If True, a materialized copy of the data will be created.

Default value: False
target_datastore

The target datastore where to save snapshot. If omitted, the snapshot will be created in the default storage of the workspace.

Default value: None

Returns

Type Description

A DatasetSnapshot object.

Remarks

Snapshots capture point in time summary statistics of the underlying data and an optional copy of the data itself. To learn more about creating snapshots, go to https://aka.ms/azureml/howto/createsnapshots.

deprecate

Deprecate the Dataset, with a pointer to the new Dataset.

deprecate(deprecate_by_dataset_id, deprecated_by_definition_version=None)

Parameters

Name Description
deprecate_by_dataset_id
Required

The dataset ID which is responsible for the deprecation of current dataset.

deprecated_by_definition_version
str

The dataset definition version which is responsible for the deprecation of current dataset definition.

Default value: None

Returns

Type Description

None.

Remarks

Deprecated dataset definitions will log warnings when they are consumed. To completely block a dataset definition from being consumed, archive it.

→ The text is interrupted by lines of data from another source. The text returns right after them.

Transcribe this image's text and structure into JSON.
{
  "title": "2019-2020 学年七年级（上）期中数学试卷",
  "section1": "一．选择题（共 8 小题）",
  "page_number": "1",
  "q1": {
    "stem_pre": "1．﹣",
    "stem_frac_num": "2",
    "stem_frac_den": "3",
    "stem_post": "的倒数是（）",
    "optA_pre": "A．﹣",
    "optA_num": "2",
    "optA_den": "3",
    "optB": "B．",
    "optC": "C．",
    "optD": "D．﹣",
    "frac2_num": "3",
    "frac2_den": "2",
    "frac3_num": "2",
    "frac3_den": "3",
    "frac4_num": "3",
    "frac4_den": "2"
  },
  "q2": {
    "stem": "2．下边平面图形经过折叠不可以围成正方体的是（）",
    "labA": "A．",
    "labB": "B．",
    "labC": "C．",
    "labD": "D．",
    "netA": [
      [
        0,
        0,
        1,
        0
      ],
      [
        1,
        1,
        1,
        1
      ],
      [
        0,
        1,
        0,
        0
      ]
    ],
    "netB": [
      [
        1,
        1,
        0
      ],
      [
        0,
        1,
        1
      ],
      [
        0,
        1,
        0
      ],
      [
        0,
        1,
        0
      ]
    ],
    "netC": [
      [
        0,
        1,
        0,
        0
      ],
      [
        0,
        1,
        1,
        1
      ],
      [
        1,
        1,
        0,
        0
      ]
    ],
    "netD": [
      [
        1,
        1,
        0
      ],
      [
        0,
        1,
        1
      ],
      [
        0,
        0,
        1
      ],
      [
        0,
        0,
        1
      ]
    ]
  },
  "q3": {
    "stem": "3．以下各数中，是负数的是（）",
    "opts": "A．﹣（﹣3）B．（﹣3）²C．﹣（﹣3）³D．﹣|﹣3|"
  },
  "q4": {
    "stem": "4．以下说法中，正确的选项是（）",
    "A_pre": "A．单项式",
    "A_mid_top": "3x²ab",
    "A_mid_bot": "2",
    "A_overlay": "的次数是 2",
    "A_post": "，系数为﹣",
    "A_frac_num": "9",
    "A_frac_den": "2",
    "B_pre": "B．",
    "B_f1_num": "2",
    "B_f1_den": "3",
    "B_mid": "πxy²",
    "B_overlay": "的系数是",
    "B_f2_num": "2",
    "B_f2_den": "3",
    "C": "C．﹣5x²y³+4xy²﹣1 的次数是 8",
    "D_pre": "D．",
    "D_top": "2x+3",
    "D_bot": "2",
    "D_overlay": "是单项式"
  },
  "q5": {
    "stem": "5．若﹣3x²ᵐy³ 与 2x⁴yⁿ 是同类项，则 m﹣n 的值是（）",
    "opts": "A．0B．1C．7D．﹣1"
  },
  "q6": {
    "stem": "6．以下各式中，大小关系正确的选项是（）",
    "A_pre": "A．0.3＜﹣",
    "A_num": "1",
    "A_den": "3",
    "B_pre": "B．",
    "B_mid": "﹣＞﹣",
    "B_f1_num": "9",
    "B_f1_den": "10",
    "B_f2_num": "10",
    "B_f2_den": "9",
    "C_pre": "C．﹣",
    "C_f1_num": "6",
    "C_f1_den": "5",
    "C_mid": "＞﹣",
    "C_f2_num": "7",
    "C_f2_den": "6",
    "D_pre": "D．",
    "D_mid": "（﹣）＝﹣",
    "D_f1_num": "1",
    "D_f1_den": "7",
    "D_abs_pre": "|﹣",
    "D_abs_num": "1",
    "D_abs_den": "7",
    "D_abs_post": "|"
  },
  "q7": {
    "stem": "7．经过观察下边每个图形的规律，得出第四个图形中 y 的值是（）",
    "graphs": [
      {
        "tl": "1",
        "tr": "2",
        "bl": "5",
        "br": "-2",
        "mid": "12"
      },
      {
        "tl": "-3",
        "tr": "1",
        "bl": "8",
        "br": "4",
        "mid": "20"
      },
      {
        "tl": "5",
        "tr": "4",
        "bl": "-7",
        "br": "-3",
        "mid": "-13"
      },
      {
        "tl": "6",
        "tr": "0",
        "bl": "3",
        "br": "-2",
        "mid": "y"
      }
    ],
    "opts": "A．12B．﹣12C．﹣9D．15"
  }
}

If a dataset definition is deprecated by accident, use reactivate to activate it.

reactivate

Reactivate the dataset definition.

Works on dataset definitions that have been deprecated or archived.

reactivate()

Returns

Type Description

None.

to_pandas_dataframe

Create a Pandas dataframe by executing the transformation pipeline defined by this dataset definition.

to_pandas_dataframe()

Returns

Type Description

A Pandas DataFrame.

Remarks

Return a Pandas DataFrame fully materialized in memory.

to_spark_dataframe

Create a Spark DataFrame that can execute the transformation pipeline defined by this Dataflow.

to_spark_dataframe()

Returns

Type Description

A Spark DataFrame.

Remarks

The Spark Dataframe returned is only an execution plan and does not actually contain any data, as Spark Dataframes are lazily evaluated.